Perhaps working to take on the mantle of worthiness was part of what came my way, but a lot of it had to do with Dot's and the community. As soon as I walked into the diner to pick up my sandwich I knew I was in a special place. After being greeted warmly I answered a few questions about my ride. Barely had I said what I was doing than one local customer, Raime, told the staff that he was picking up my tab. As I hungrily wolfed down my sandwich, he offered me a glass of juice. On top of that, I was given a piece of homemade apple pie on the house, courtesy of Dot's, as well as a hot chocolate with whipped cream. And most of all, I was surrounded by the warmth of these caring people. It was easy to see why after Dot's had been destroyed by tropical storm Irene, the community rallied and raised funds so that it could rebuild and reopen. The story was noteworthy enough to have earned a place in the New York Times. As more customers came in, they joined our conversation. It really felt like an extended family.

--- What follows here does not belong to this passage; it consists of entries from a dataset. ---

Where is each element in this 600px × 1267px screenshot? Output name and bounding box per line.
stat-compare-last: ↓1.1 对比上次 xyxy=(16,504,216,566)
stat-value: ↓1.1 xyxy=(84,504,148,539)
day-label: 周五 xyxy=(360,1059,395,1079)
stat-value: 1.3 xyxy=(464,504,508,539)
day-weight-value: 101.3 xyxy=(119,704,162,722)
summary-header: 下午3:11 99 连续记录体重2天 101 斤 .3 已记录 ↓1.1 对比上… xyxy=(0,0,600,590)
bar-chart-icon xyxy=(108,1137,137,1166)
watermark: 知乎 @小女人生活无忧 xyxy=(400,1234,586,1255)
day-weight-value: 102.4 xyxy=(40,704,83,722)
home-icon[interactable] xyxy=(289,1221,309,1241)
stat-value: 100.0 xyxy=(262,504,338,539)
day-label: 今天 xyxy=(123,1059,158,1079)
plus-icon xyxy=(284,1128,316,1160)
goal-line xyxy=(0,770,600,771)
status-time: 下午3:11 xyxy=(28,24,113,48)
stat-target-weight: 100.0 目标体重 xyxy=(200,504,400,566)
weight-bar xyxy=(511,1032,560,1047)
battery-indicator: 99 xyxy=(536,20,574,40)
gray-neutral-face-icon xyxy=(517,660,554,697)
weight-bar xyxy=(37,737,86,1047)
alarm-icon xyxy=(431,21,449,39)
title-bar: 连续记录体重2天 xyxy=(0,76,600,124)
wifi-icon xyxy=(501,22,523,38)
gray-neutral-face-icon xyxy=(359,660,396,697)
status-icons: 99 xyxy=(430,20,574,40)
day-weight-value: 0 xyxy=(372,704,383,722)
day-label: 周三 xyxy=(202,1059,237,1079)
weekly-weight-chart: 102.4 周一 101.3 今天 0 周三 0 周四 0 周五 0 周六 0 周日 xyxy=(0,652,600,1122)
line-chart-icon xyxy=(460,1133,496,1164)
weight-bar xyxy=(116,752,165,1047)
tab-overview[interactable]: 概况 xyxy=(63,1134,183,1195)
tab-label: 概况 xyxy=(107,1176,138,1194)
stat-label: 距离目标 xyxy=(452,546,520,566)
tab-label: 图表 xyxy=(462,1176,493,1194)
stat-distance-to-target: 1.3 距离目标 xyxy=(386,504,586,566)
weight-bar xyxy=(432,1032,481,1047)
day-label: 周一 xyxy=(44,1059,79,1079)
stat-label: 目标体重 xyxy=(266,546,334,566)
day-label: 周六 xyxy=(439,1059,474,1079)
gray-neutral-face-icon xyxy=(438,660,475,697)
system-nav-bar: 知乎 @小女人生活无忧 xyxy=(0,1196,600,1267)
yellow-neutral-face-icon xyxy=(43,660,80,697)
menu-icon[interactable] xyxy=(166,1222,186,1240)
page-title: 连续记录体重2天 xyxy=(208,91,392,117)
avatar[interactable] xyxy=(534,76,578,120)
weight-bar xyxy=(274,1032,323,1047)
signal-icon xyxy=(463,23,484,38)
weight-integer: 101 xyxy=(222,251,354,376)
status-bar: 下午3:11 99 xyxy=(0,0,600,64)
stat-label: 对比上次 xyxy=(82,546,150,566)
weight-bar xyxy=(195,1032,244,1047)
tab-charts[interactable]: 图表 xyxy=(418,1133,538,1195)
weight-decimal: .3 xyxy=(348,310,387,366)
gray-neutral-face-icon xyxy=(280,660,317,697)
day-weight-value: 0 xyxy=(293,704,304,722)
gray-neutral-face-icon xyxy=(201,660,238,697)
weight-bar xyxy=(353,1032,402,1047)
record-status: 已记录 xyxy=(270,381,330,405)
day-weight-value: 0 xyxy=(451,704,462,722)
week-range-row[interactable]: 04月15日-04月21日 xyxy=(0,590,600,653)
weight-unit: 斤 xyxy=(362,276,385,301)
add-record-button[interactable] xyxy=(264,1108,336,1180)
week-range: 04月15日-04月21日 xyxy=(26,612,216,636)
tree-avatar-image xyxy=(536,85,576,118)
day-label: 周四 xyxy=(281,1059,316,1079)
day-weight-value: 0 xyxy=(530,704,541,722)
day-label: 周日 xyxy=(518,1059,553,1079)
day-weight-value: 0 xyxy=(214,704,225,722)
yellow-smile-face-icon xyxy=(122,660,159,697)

As I left, they all thanked me for stopping there. No, I thought, I did nothing to be thanked for. It is you I must thank. But then I tried to step back and remember the worthiness quote. Perhaps I had offered something just by sharing my story with them.
I pondered this as I rode off, thinking how much of my life I have been an odd duck. I never really fit into any crowd and was often ostracized. Ironically, as I was thinking this, a flock of ducks appeared quacking at the side of the road! It was a beautiful assortment of unusual, multi-colored ducks. Okay, I thought, maybe I can accept being an odd duck.
I rode for the rest of the day enjoying being dry. There were a lot of steep up and down hills, on all sorts of dirt roads, and my brakes again seemed funky. Plus, I had a really strong wind that I had to actually lean into in order to keep my bike upright. It was a bit daunting, but overall I took it in stride as my daily challenge. When I arrived in Brattleboro I stopped in at Burrows Specialized Sports, the place where I purchased my ebike a number of years ago. They welcomed me in, and the bike tech took a look at my brakes. He noticed that the bolts holding them on had been reversed, and besides fixing them, he patiently showed me all sorts of ways to keep my brakes in good working order. Not only is he an excellent bike technician, he is also a kind, patient teacher.
I again thought about the abundance that the worthiness quote hinted at when I asked Woody, the owner of Burrows, if he had any triple-A batteries. He handed me two and refused payment for both the batteries and the time the tech had spent with my bike. I arrived at my evening's destination with much better brakes, and an inkling of what life might be like if I accept that there is worth in this world, even for an odd duck like me.
About Mary Anderson
When Bethel resident Mary Anderson set out to hike the southern half of the 3,000-mile Continental Divide Trail in the summer of 2020, nobody thought she would make it. Hikers give themselves trail names, and Mary’s was Old Lady Hiker. A few days into her solo trek, she ran into some younger hikers who decided she needed a new name. From then on, she was known as Mary Badass. In the fall of 2020, Mary began writing her story in a Korongo workshop hosted by Kimball Library in Randolph. After completing her CDT hike in September 2021, she began a new challenge: A bicycle tour of Vermont’s 251 towns. Estimated time: four to six weeks.